Would work? In prose, I propose to query auxiliary data by slot-no, possibly filtered by transaction Id. This would return a list (possibly empty) of associated auxiliary data. The slot-no and transaction id can be obtained from the /matches endpoint results, or simply be completely arbitrary (coming from other sources).

Would that solve everyone's problem by any chance 😅?

KtorZ avatar Aug 10 '22 16:08 KtorZ

Additionally, it should be relatively easy to also add an optional auxiliary_data_hash to results if that's any useful. That would make it possible to know before querying whether an match's transaction has associated metadata.
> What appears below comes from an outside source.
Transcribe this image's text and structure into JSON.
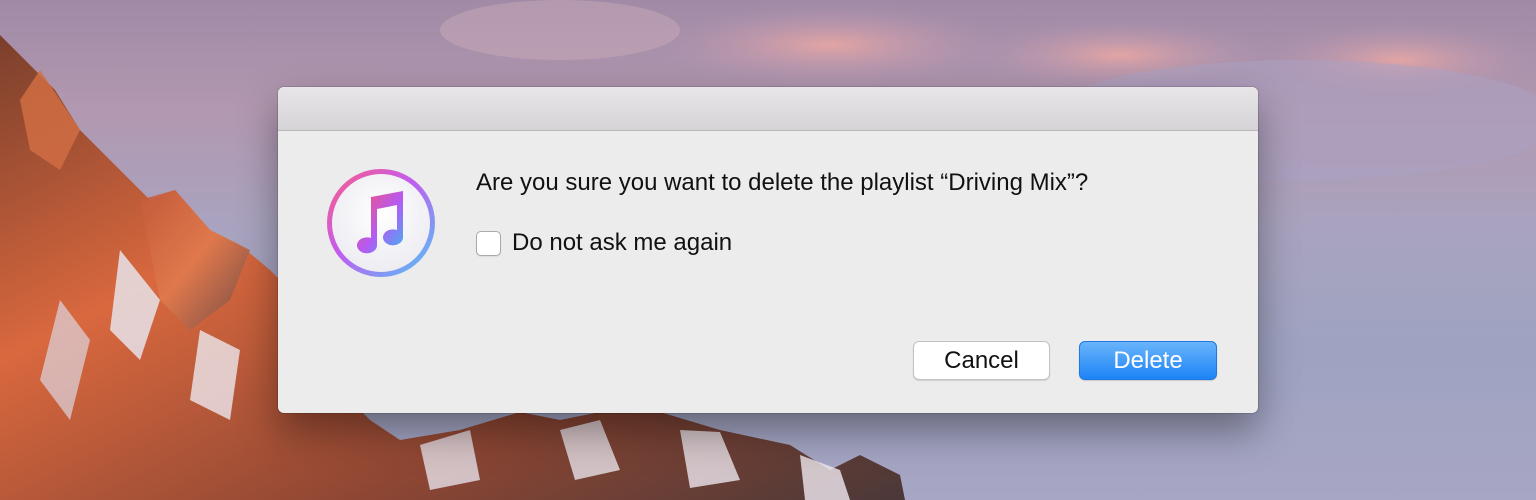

KtorZ avatar Aug 10 '22 16:08 KtorZ

@bakon11: This is THE fastest solution so far for me to use to obtain metadata and query with really nice speed

Now you've triggered me. How fast 😏? I'd love to get some high-level baseline to see whether what I am proposing is unusable or somewhat in the realm of what exists.

KtorZ avatar Aug 10 '22 16:08 KtorZ

this would work for me. However, can the webhook also be something that can be implemented? Something where matches will dump everything available to an endpoint?

everestada avatar Aug 10 '22 19:08 everestada

Let's make a separate ticket for the webhook because that's a whole different conversation. This is clearly not sustainable to do when synchronizimg from scratch. Or at least, the target server would need to be able to sustain 10k + req/s, not impossible but demands some thinking. Plus, if a client needs this level of control, why not use the chain-sync protocol directly 🤔?

KtorZ avatar Aug 10 '22 19:08 KtorZ

I was thinking of kupo doing the match and then posting matched transaction to a webhook. But what we have got here is good for me.

everestada avatar Aug 10 '22 21:08 everestada